Author Maggie Squyer
In October 2016, the national sorority Tri Sigma introduced COMPASSION IT to its 100,000+ members across the United States. The organization held a nation-wide essay contest, and this year's theme was compassion. We are honored to share the top three essays.
What does it mean to be compassionate and how will compassion change the world?
As a little girl, I remember gathering in the guidance counselor’s office at my elementary school for our monthly Student Council meetings and studying the colorful poster on the wall that stated The Six Pillars of Character: trustworthiness, respect, responsibility, fairness, caring, and citizenship. At the beginning of each meeting we would chant “TRRFCC! That’s what character means to me!” but as an eleven-year-old, I don’t think I knew much about compassion, let alone what the word even meant.
In the fall of 2006, that changed. I was seated on the living room floor next to my four brothers and sisters when my mom delivered the news that my father had died of a heart attack earlier that afternoon. In movies, depictions of characters receiving “bad news” are actually incredibly accurate-- my world slowed to sluggish blur of adults toting casseroles, tight hugs, and a never-ending wave of sympathy cards. Our dining room table practically turned into the Hallmark aisle of Walgreens, and I couldn’t figure out why people kept bringing us weird concoctions of tater-tots and cooked vegetables that could be reheated the next day.
I was told that there is no proper way to grieve and that each person has his or her own way of coping with loss. It wasn’t until I received a terrified look from my coach that I realized maybe it wasn’t normal for me to play in a soccer game 36 hours after hearing my dad had died. There was no stopping me, though-- I ached for a way to get my life back in motion. After one day off of school, I showed up to my fifth grade classroom expecting a normal day beginning with the Pledge of Allegiance and ending with math problems or spelling words. I was greeted instead by a hug from my teacher and a bouquet of flowers addressed to me from my 25 classmates. You guessed it—I bawled like a baby.
This was the first true act of compassion I can remember experiencing in my life, and it was given to me by 25 ten and eleven-year-olds. There was a genuine feeling of empathy and kindness in that classroom that I try to carry with me still today. As a child, I learned that being compassionate didn’t mean sending sympathy cards; it meant other children letting you take the good jump rope out of the closet for once and parents volunteering their time to carpool you home after school. Compassion looks like an extension on a homework assignment, feels like the warm spot on the couch you share with a dog, and tastes like the Krispy Kreme donuts your friend’s mom brings home the morning after a sleepover.
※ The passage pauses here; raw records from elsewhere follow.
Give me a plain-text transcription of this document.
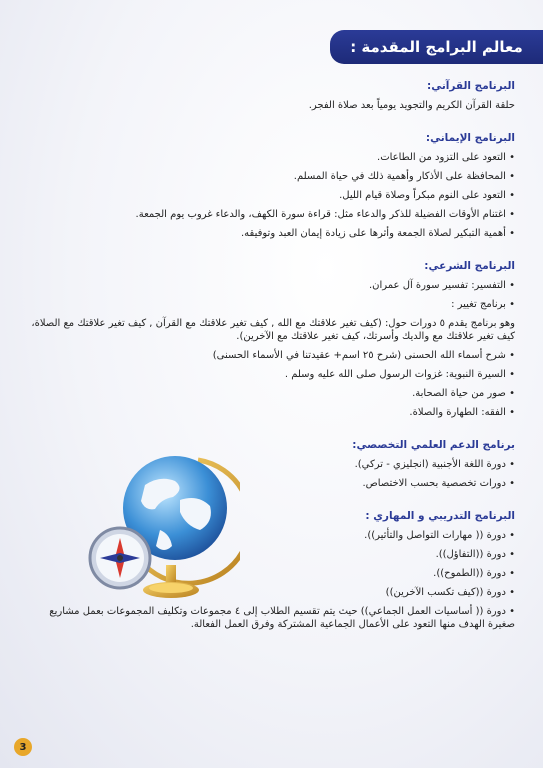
معالم البرامج المقدمة :
البرنامج القرآني:
حلقة القرآن الكريم والتجويد يومياً بعد صلاة الفجر.
البرنامج الإيماني:
• التعود على التزود من الطاعات.
• المحافظة على الأذكار وأهمية ذلك في حياة المسلم.
• التعود على النوم مبكراً وصلاة قيام الليل.
• اغتنام الأوقات الفضيلة للذكر والدعاء مثل: قراءة سورة الكهف، والدعاء غروب يوم الجمعة.
• أهمية التبكير لصلاة الجمعة وأثرها على زيادة إيمان العبد وتوفيقه.
البرنامج الشرعي:
• التفسير: تفسير سورة آل عمران.
• برنامج تغيير :
وهو برنامج يقدم ٥ دورات حول: (كيف تغير علاقتك مع الله , كيف تغير علاقتك مع القرآن , كيف تغير علاقتك مع الصلاة، كيف تغير علاقتك مع والديك وأسرتك، كيف تغير علاقتك مع الآخرين).
• شرح أسماء الله الحسنى (شرح ٢٥ اسم+ عقيدتنا في الأسماء الحسنى)
• السيرة النبوية: غزوات الرسول صلى الله عليه وسلم .
• صور من حياة الصحابة.
• الفقه: الطهارة والصلاة.
برنامج الدعم العلمي التخصصي:
• دورة اللغة الأجنبية (انجليزي - تركي).
• دورات تخصصية بحسب الاختصاص.
البرنامج التدريبي و المهاري :
• دورة (( مهارات التواصل والتأثير)).
• دورة ((التفاؤل)).
• دورة ((الطموح)).
• دورة ((كيف تكسب الآخرين))
• دورة (( أساسيات العمل الجماعي)) حيث يتم تقسيم الطلاب إلى ٤ مجموعات وتكليف المجموعات بعمل مشاريع صغيرة الهدف منها التعود على الأعمال الجماعية المشتركة وفرق العمل الفعالة.
3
Compassion is a powerful and frankly underrated tool that has the ability to evoke large-scale change in our world. The microcosm that was Mark Twain Elementary School speaks volumes to the world I want to live in today: a global community filled with truthful politicians, respect for mental health issues, responsible interactions with the environment, a fair judicial system, care for struggling nations, and a sense of citizenship that encourages individuals to be better community members. It was compassion that brought a struggling fifth grader back to her feet after the unexpected loss of a parent, and it is compassion that can permanently change the lives of people around the world.
Author: Maggie Squyer
University of South Dakota
Maggie Squyer is a junior double-majoring in Biology Conservation and Sustainability with a minor in Political Science. She is currently the Director of New Member Education for Alpha Phi, a Morale Captain for Dakotathon (our school's Dance Marathon), a teacher's aid at a local elementary school, and a research assistant for the university's Biology Department. After graduation she hopes to get her Master’s Degree in Public Policy and work for an environmental non-profit or in local government.